How can such a curve be defined analytically? Maybe even in terms of $y=f(x)$.
Now about the tangent lines themselves. Noticeably for all $k<0$ the tangent line $y = kx - \frac{Ck}{\sqrt{k^2 + 1}}$ seems to fit the description precisely because the length of its segment within the first quarter is equal to $C$. But what to do next?
Probably not the most precise argument, but here's one way to go about it: let's take the tangent lines to have the form
$$y = kx - \frac{Ck}{\sqrt{k^2 + 1}}$$
for $k < 0$, as I mentioned in a comment. Two of these tangent lines with slopes $k$ and $k'$ intersect at the point with $x$-coordinate given by
$$kx_\text{int} - \frac{Ck}{\sqrt{k^2 + 1}} = k'x_\text{int} - \frac{Ck'}{\sqrt{k'^2 + 1}}$$
or
$$x_\text{int} = \frac{C}{(k' - k)}\biggl(\frac{k'}{\sqrt{k'^2 + 1}} - \frac{k}{\sqrt{k^2 + 1}}\biggr)$$
If the difference between these slopes is very small, $k' = k + \epsilon$, this expression simplifies to
$$x_\text{int} = \frac{C}{(k^2 + 1)^{3/2}} + O(\epsilon)$$
which tells us the $x$-coordinate of the point where two lines of similar slope intersect.
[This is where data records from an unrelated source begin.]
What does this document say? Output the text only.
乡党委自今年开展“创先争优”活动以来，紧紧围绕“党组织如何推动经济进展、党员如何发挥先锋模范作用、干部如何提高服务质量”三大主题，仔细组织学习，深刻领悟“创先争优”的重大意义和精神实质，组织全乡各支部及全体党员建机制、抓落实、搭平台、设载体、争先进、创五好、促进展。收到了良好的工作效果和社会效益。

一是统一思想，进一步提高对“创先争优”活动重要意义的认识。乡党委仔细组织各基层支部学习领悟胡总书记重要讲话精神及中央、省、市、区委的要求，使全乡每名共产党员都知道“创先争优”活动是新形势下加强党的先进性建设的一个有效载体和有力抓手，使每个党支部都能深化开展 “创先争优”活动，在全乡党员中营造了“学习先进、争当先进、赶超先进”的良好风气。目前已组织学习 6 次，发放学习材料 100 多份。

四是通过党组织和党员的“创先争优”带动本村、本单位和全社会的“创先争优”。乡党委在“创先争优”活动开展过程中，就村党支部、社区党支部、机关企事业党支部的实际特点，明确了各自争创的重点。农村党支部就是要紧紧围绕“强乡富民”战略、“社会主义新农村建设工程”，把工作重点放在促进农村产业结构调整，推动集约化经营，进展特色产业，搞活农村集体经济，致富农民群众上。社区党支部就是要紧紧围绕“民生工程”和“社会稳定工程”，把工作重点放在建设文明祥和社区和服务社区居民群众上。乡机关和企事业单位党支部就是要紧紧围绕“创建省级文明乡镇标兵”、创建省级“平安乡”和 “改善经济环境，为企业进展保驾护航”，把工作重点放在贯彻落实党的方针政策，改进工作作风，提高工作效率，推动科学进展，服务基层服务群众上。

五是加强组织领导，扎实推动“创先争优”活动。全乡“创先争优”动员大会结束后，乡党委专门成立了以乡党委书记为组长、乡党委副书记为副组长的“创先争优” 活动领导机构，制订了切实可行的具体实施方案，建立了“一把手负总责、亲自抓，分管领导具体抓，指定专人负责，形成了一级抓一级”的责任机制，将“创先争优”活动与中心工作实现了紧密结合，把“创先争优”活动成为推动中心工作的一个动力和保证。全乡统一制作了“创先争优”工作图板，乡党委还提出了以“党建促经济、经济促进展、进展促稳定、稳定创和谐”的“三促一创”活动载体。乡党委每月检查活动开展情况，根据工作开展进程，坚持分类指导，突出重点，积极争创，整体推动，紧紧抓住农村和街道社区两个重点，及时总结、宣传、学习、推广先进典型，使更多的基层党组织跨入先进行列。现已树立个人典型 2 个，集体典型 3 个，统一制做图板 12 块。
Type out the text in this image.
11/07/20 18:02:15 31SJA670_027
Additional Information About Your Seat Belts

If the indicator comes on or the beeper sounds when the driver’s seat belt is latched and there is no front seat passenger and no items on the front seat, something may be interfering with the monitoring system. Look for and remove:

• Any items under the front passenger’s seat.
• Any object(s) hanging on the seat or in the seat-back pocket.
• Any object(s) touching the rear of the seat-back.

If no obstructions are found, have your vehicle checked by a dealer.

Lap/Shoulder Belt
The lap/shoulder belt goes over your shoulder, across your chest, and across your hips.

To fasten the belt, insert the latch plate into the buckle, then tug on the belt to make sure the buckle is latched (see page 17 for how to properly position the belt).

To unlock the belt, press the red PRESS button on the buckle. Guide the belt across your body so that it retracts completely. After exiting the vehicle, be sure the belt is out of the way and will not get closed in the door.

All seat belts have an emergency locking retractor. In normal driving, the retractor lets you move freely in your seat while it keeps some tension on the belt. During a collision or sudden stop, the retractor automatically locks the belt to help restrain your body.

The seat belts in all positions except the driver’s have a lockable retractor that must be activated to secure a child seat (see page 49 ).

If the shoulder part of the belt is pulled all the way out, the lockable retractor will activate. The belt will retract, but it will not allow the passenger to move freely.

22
It stands to reason that if the curve we're looking for, $y = f(x)$, is not too "crazy", the points at which it is tangent to two lines converge to the intersection of those two lines as the difference between the slopes of the lines goes to zero. So in the $\epsilon\to 0$ limit, we get an expression for the slope at the convergence point:
$$f'\Biggl(\frac{C}{(k^2 + 1)^{3/2}}\Biggr) = k$$
or equivalently,
$$f'(x_\text{int}) = -\sqrt{\biggl(\frac{C}{x_\text{int}}\biggr)^{2/3}-1}$$
As achille hui pointed out in the comments, the relevant solution to this differential equation is the function
$$f(x) = C\Biggl[1 - \biggl(\frac{x}{C}\biggr)^{2/3}\Biggr]^{3/2}$$
which is called an astroid.